Viele Firmen zeigen ja, dass es auch ohne massive "Systemintegration" möglich ist, sehr gut funktionierende Räder zu bauen. Was fehlt, ist häufig vernünftige Information - Hebelverläufe, geeignete Dämpfer-Tunes usw., damit Anpassungen kein Trial and Error für Nicht-Freaks bleiben.

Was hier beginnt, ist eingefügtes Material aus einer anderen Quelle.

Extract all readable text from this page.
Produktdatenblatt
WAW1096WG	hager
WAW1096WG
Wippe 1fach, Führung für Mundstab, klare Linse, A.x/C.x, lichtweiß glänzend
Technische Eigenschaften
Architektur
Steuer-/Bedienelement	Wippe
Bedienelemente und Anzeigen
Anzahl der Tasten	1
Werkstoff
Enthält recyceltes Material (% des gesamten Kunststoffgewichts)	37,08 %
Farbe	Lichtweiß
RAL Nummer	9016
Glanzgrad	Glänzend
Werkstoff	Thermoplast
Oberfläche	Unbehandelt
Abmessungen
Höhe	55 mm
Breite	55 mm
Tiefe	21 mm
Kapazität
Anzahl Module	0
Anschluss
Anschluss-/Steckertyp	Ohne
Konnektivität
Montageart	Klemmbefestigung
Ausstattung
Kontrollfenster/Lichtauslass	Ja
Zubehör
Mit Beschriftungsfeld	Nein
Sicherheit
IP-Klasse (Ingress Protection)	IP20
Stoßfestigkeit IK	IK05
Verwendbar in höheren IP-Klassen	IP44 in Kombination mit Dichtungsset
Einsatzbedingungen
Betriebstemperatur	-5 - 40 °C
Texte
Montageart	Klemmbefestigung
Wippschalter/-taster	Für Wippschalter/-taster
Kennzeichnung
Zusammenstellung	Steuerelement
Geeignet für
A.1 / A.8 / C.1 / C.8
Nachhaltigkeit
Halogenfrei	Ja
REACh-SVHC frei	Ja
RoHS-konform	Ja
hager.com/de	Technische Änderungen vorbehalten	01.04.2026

Wenn ich mal überlege, was ich im Laufe der Zeit an Teilen am Rad ausgetauscht habe (32er Float gegen Mattoc getauscht, Umbau von 3-Fach auf 2-Fach auf 1-Fach, Bremsen, Kettenführung, Laufräder, Cockpit, dann alle Teile an einen neuen robusteren Rahmen gebaut...), dann ging das nur aufgrund von "einheitlichen Montage-Maßen". Wenn das alles vollintegriert wäre, hätte ich jedes Mal ein neues Rad kaufen müssen, das die neuen Anforderungen erfüllt. Nicht nur dass das im Sinne der Nachhaltigkeit ziemlich fragwürdig ist, es würde vor allem die Einstiegshürde des MTB Sports noch höher legen, als sie ohnehin schon ist. Grade in einem Sport, wo sich die eigenen Fähigkeiten stetig weiterentwickeln und das Material "mitwachsen" muss, sollte dies mMn so einfach wie möglich sein.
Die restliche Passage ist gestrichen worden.